Llevan la camiseta del Che Guevara, farfullan una jerga
marxistoide de los años
treinta y la mayor parte de las veces van greñudos
y malolientes, como si el
sudor y la mugre fueran materiales indispensables para
ser un verdadero
revolucionario. Cuatro décadas de crímenes
y torpezas que han hecho retroceder
a Cuba al nivel de Haití no les dicen nada, ellos
siguen apostando por la
revolución castrista. Es la obra de los mitos.
Es el poder incontrastable de la
fotografía y de la palabra. Entre la imagen de
los jóvenes barbudos bajando de
la Sierra Maestra en 1959 con sus medallitas al cuello
y ésta de hoy, donde
predominan las tropas de asalto copiadas de las de Hitler,
hay un abismo. Pero
vaya y dígaselo a los marxistoides trasnochados
que quedan por el mundo, entre
los que recluta sus fieles el subcomandante Marcos. No
se lo creerán aunque se
lo jure por todos los santos. Es el poder del mito.

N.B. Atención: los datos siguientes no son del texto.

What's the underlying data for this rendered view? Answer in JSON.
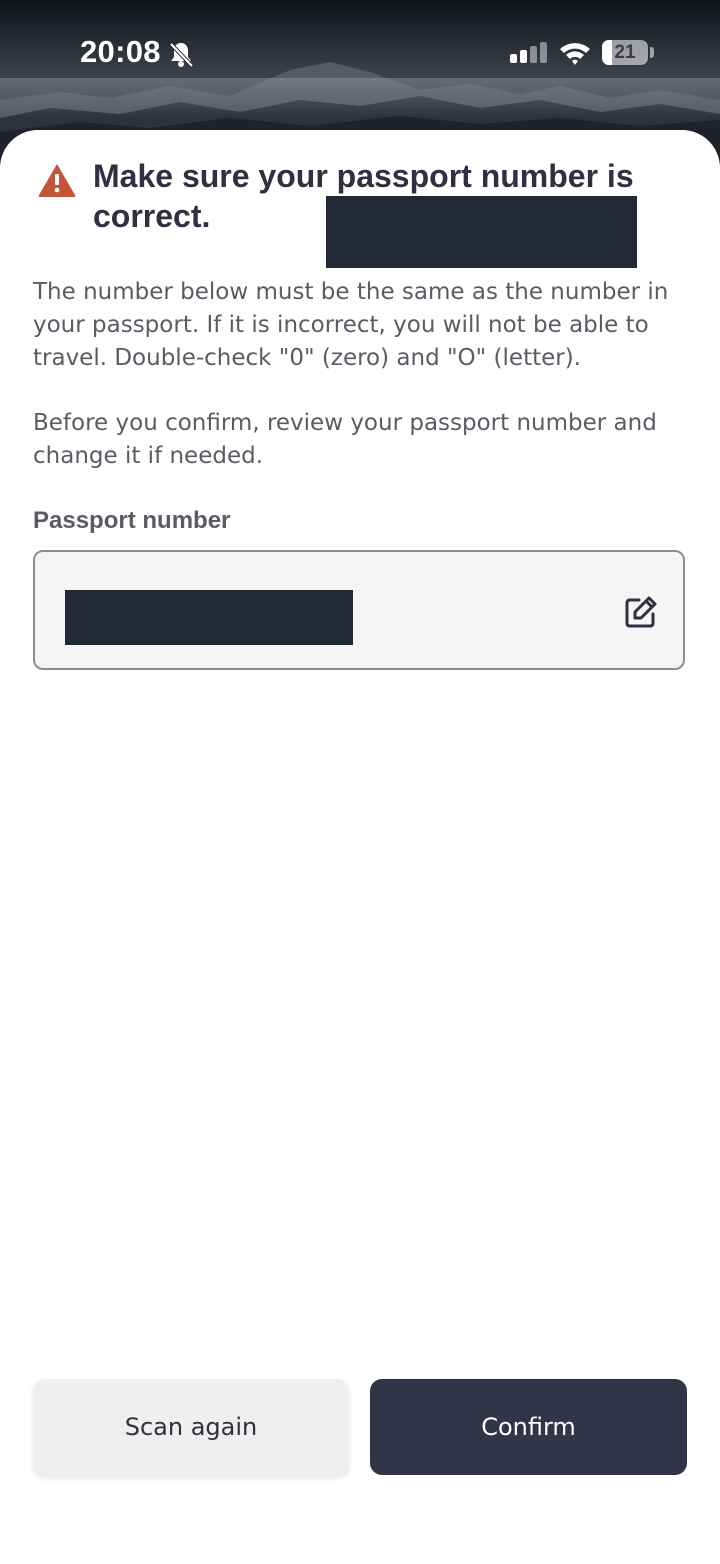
{
  "status_bar": {
    "time": "20:08",
    "battery_level": "21",
    "battery_fraction": 0.21,
    "icons": [
      "bell-slash-icon",
      "signal-icon",
      "wifi-icon",
      "battery-icon"
    ]
  },
  "warning": {
    "icon": "warning-icon",
    "icon_color": "#c4553a",
    "title": "Make sure your passport number is correct.",
    "paragraph_1": "The number below must be the same as the number in your passport. If it is incorrect, you will not be able to travel. Double-check \"0\" (zero) and \"O\" (letter).",
    "paragraph_2": "Before you confirm, review your passport number and change it if needed."
  },
  "passport_field": {
    "label": "Passport number",
    "value": "",
    "edit_icon": "edit-icon"
  },
  "buttons": {
    "scan_again": "Scan again",
    "confirm": "Confirm"
  },
  "colors": {
    "primary": "#323448",
    "title": "#2f3142",
    "body_text": "#5a5c64",
    "field_background": "#f5f5f5",
    "secondary_button": "#efefef"
  }
}
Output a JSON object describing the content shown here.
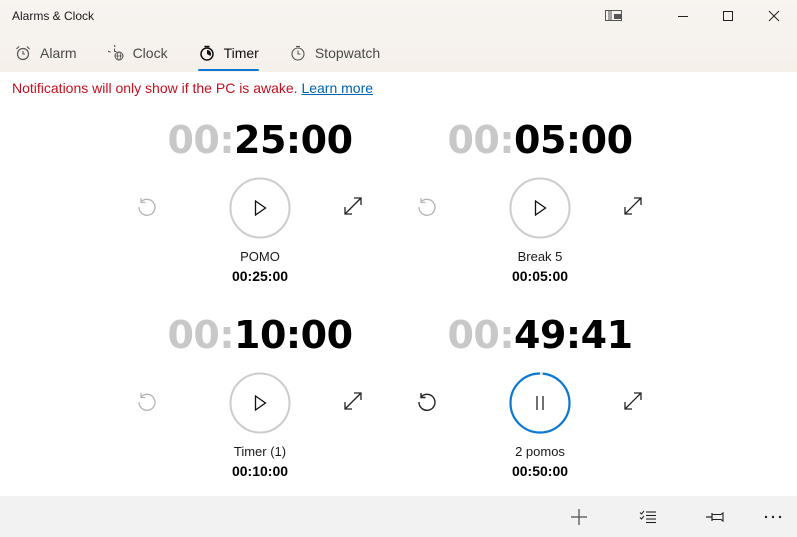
{
  "window": {
    "title": "Alarms & Clock",
    "controls": [
      "compact-overlay",
      "minimize",
      "maximize",
      "close"
    ]
  },
  "tabs": [
    {
      "label": "Alarm",
      "icon": "alarm-clock-icon",
      "active": false
    },
    {
      "label": "Clock",
      "icon": "world-clock-icon",
      "active": false
    },
    {
      "label": "Timer",
      "icon": "timer-icon",
      "active": true
    },
    {
      "label": "Stopwatch",
      "icon": "stopwatch-icon",
      "active": false
    }
  ],
  "notice": {
    "text": "Notifications will only show if the PC is awake.",
    "link": "Learn more"
  },
  "timers": [
    {
      "name": "POMO",
      "duration": "00:25:00",
      "hours": "00:",
      "rest": "25:00",
      "state": "stopped",
      "progress": 1.0
    },
    {
      "name": "Break 5",
      "duration": "00:05:00",
      "hours": "00:",
      "rest": "05:00",
      "state": "stopped",
      "progress": 1.0
    },
    {
      "name": "Timer (1)",
      "duration": "00:10:00",
      "hours": "00:",
      "rest": "10:00",
      "state": "stopped",
      "progress": 1.0
    },
    {
      "name": "2 pomos",
      "duration": "00:50:00",
      "hours": "00:",
      "rest": "49:41",
      "state": "running",
      "progress": 0.9937
    }
  ],
  "colors": {
    "accent": "#0a78d4",
    "notice": "#c50f1f",
    "link": "#0063b1",
    "dim_hours": "#c8c8c8"
  },
  "commandbar": {
    "items": [
      {
        "name": "add-timer",
        "icon": "plus-icon"
      },
      {
        "name": "select-timers",
        "icon": "checklist-icon"
      },
      {
        "name": "pin-to-start",
        "icon": "pin-icon"
      },
      {
        "name": "more",
        "icon": "more-icon"
      }
    ]
  }
}
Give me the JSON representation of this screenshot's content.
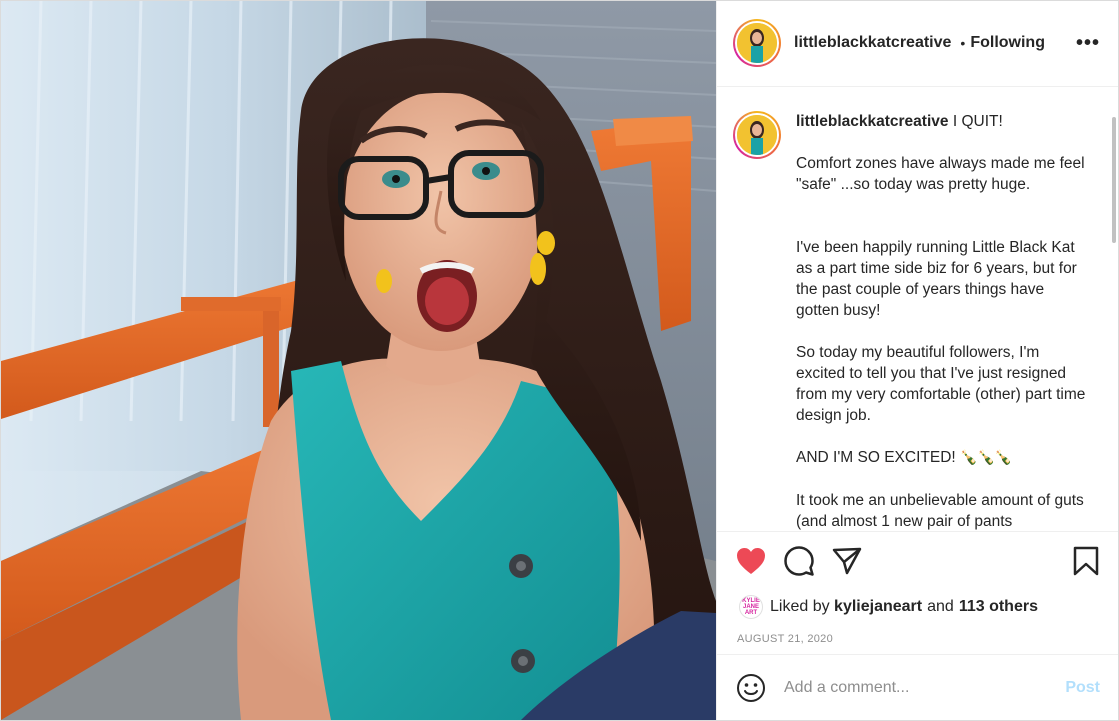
{
  "post": {
    "image_alt": "Woman with glasses and teal top looking surprised on an orange bench"
  },
  "header": {
    "username": "littleblackkatcreative",
    "separator": "•",
    "follow_status": "Following",
    "more_label": "•••"
  },
  "caption": {
    "username": "littleblackkatcreative",
    "paragraphs": [
      "I QUIT!",
      "Comfort zones have always made me feel \"safe\" ...so today was pretty huge.",
      "I've been happily running Little Black Kat as a part time side biz for 6 years, but for the past couple of years things have gotten busy!",
      "So today my beautiful followers, I'm excited to tell you that I've just resigned from my very comfortable (other) part time design job.",
      "AND I'M SO EXCITED!",
      "It took me an unbelievable amount of guts (and almost 1 new pair of pants"
    ],
    "emoji": "🍾🍾🍾"
  },
  "actions": {
    "icons": [
      "heart-icon",
      "comment-icon",
      "share-icon",
      "bookmark-icon"
    ],
    "like_color": "#ed4956"
  },
  "likes": {
    "prefix": "Liked by",
    "user": "kyliejaneart",
    "middle": "and",
    "others": "113 others",
    "avatar_text": "KYLIE JANE ART"
  },
  "date": "AUGUST 21, 2020",
  "comment_box": {
    "placeholder": "Add a comment...",
    "post_label": "Post",
    "post_color": "#b2dffc"
  }
}
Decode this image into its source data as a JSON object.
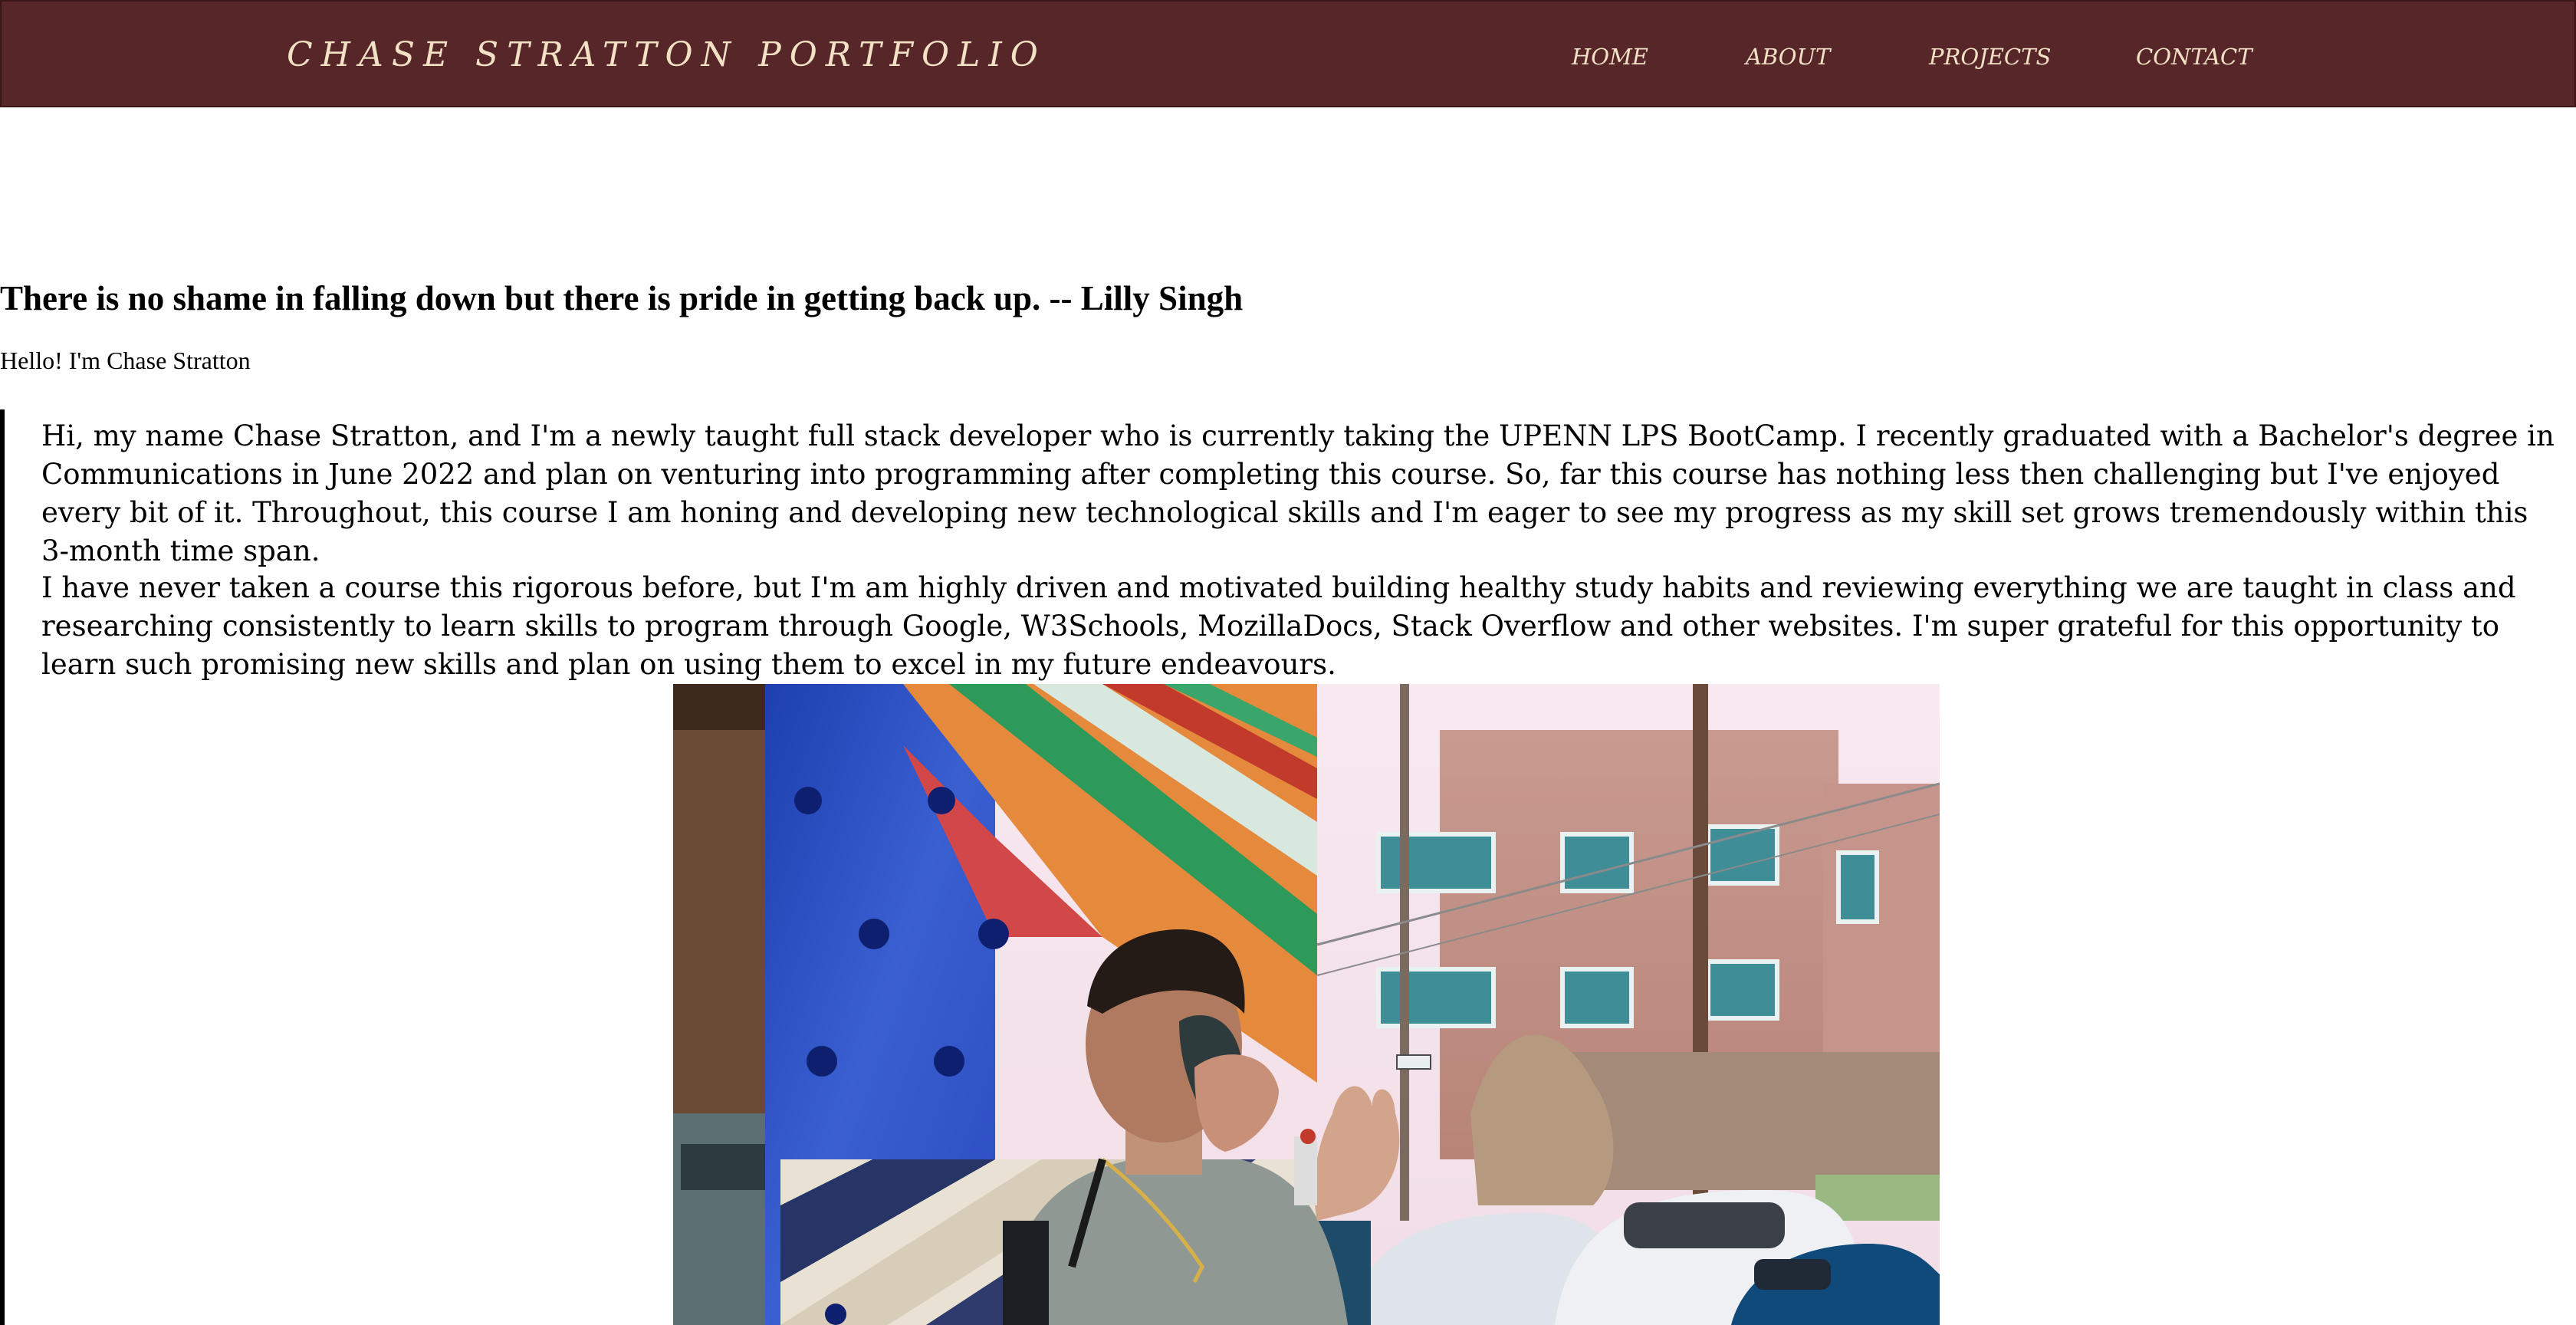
{
  "header": {
    "brand": "CHASE STRATTON PORTFOLIO",
    "nav": [
      {
        "label": "HOME"
      },
      {
        "label": "ABOUT"
      },
      {
        "label": "PROJECTS"
      },
      {
        "label": "CONTACT"
      }
    ]
  },
  "hero": {
    "quote": "There is no shame in falling down but there is pride in getting back up. -- Lilly Singh",
    "greeting": "Hello! I'm Chase Stratton"
  },
  "about": {
    "paragraph_1": "Hi, my name Chase Stratton, and I'm a newly taught full stack developer who is currently taking the UPENN LPS BootCamp. I recently graduated with a Bachelor's degree in Communications in June 2022 and plan on venturing into programming after completing this course. So, far this course has nothing less then challenging but I've enjoyed every bit of it. Throughout, this course I am honing and developing new technological skills and I'm eager to see my progress as my skill set grows tremendously within this 3-month time span.",
    "paragraph_2": "I have never taken a course this rigorous before, but I'm am highly driven and motivated building healthy study habits and reviewing everything we are taught in class and researching consistently to learn skills to program through Google, W3Schools, MozillaDocs, Stack Overflow and other websites. I'm super grateful for this opportunity to learn such promising new skills and plan on using them to excel in my future endeavours."
  },
  "colors": {
    "navbar_bg": "#562629",
    "nav_text": "#f3e1c5",
    "body_bg": "#ffffff",
    "text": "#000000"
  }
}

Hay en Cuba otro mito más, que es quizás
el más escandaloso de todos: el mito
de la igualdad de las razas. Raza es palabra que sólo
debe aplicarse a los
animales, decía Unamuno, y con razón. Pero
ahí está la palabreja, santificada
por el uso. De acuerdo con esa pobre mecánica
mental, Cuba es un país de razas:
la blanca, la negra y la mestiza. Martí lo negaba.
Martí escribió: cubano es
más que blanco y más que negro. Dígase
cubano y ya se ha dicho todo. Pero Martí
no está de moda en la Cuba de Castro, salvo cuando
lo falsifican para meterlo a
la fuerza en los esquemas comunistas. Pues bien, sobre
las razas Castro elaboró
también un mito: dijo que las había borrado,
que en Cuba habían terminado para
siempre las distinciones humanas basadas en el color
de la piel. Para dar
fuerza a su falsa prédica hizo esto: abrió
a los cubanos negros los clubs y las
playas privadas de los blancos (como si lo que los cubanos
negros necesitaran
fueran clubs o baños en el mar). Nada más
pudo abrir porque en Cuba ya todo
estaba abierto para los hijos de Maceo: la universidad,
los hospitales, los
deportes, las escuelas, las academias de arte, la política,
la música. Estaban
abiertas también las barriadas exclusivas de los
blancos (desde luego, si las
podían pagar). Pero él decía que
no. El abultaba en el papel o en su retórica
televisada interminable una discriminación que
iba desapareciendo por días y
que estaba ya reducida a rincones aislados de prejuicio
o de estupidez. Mas él
seguía con su cháchara demagógica.
En América Latina, donde abundan los que en Cuba
cierto escritor llamaba ``los
colores serios'' (indios, cholos, negros y mulatos),
ese mito fue recibido con
aplausos. También en Norteamérica, donde
los malos discípulos de Martin Luther
King juzgan los méritos de los hombres, como los
blancos racistas, por el color
del pellejo. Pero en Cuba no. En Cuba el cubano negro
pasa balance al ciclo de
llamados cambios revolucionarios ¿y qué
encuentra? Pues esto: que vive en los
mismos solares antihigiénicos de antes, realiza
los mismos trabajos ínfimos de
antes y baila en las mismas fiestas de San Lázaro
y Santa Bárbara con los
mismos negros de antes. ¿Y qué más
ve? Pues esto: que los nuevos ricos,
miembros del partido, del ejército y del gobierno
(todos blancos) se reúnen en
los hermosos salones de la antigua burguesía con
sus invitados extranjeros
(todos blancos) y se bañan en Varadero con los
turistas españoles, canadienses
e italianos (todos blancos). ¿Y a él? A
él no lo dejan ni servir los tragos en
el bar acaso porque tiene la piel de las manos muy oscura.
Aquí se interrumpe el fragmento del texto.